O bem jurídico tutelado é a administração da justiça, prejudicada pela fuga do agente do local do

evento, uma vez que tal atitude impede sua identificação e a consequente apuração do ilícito, para fins de

se promover a responsabilização cível ou penal de quem, eventualmente, provocar um acidente de

trânsito, dolosa ou culposamente. Essa diligência administrativa, aliás, transforma-se em meio de defesa

do próprio acusado.

A exigência de permanência no local do acidente e de identificação perante a autoridade de

trânsito não obriga o condutor a assumir eventual responsabilidade cível ou penal pelo sinistro nem,

tampouco, enseja que contra ele se aplique qualquer penalidade caso não o faça. O condutor, após sua

identificação pela autoridade de trânsito, pode optar, quando indagado, por permanecer em silêncio e não

prestar nenhum esclarecimento acerca das circunstâncias do acidente.

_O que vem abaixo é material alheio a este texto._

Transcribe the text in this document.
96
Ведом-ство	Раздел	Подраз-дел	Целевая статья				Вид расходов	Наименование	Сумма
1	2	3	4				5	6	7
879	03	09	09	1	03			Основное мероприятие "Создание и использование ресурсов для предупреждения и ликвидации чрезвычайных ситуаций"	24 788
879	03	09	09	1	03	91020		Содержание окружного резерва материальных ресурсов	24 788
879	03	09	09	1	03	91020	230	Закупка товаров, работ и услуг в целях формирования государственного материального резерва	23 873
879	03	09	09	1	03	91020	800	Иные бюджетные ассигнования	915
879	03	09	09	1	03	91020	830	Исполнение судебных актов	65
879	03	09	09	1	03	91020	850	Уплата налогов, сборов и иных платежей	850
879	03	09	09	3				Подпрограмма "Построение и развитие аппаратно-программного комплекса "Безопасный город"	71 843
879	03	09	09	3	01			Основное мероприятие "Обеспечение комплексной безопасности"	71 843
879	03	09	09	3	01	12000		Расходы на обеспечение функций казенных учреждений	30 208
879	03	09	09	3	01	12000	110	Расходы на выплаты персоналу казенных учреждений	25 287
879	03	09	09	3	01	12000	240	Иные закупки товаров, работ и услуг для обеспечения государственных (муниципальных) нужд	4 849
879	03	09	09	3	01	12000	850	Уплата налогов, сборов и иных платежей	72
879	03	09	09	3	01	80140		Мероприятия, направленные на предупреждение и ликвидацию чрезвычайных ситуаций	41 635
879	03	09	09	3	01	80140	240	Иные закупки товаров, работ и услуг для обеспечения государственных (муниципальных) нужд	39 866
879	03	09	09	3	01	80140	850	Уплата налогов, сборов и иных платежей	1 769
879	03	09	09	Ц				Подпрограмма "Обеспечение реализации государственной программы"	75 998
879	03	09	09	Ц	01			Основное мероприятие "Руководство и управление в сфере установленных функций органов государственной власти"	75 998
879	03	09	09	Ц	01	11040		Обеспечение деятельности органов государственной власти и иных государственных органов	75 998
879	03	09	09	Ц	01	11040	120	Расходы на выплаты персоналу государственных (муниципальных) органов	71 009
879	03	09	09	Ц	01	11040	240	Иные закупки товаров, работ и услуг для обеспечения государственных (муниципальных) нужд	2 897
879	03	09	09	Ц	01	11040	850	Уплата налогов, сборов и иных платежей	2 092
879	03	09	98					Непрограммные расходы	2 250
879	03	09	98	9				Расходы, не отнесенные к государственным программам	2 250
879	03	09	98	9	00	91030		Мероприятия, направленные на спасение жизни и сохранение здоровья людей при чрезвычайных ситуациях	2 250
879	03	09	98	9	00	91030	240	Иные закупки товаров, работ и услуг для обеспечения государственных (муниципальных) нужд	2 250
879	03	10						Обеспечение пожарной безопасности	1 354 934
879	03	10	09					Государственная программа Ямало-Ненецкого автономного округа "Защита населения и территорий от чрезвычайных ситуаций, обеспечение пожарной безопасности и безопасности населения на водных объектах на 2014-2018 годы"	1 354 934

Insta reconhecer que eventual declaração de inconstitucionalidade da conduta tipificada no art. 305

do CTB (1), em nome da observância absoluta e irrestrita do princípio da vedação à autoincriminação

(nemo tenetur se detegere), caracterizaria evidente afronta ao princípio constitucional da

proporcionalidade quanto à vedação de proteção deficiente.

Esse princípio pode ser relativizado pelo legislador justamente por possuir natureza de direito

fundamental, que, no contexto da teoria geral dos direitos fundamentais, implica a valoração do princípio

da proporcionalidade e seus desdobramentos como critério balizador do juízo de ponderação, inclusive no

que condiz com os postulados da proibição de excesso e de vedação à proteção insuficiente.

A fragilização da tutela penal do Estado, mediante a visualização de óbices à responsabilização

penal da conduta de fugir do local do acidente, deixa a descoberto o bem jurídico de tutela da

administração da justiça que o Estado deveria salvaguardar por meio da norma penal, bem como,

indiretamente, os direitos fundamentais que se busca proteger com a promoção de maior segurança no

trânsito, sobretudo o direito à vida.

Além disso, descriminalizar o crime de fuga significaria efetivamente negar a vontade do

Parlamento. Essa conduta é criminalizada porque a Constituição promete, em nome do povo, uma

sociedade justa e solidária, o que não poderia ser garantido caso afastada a juridicidade de uma conduta

de quem abandona o local do acidente para fugir à responsabilidade penal e civil.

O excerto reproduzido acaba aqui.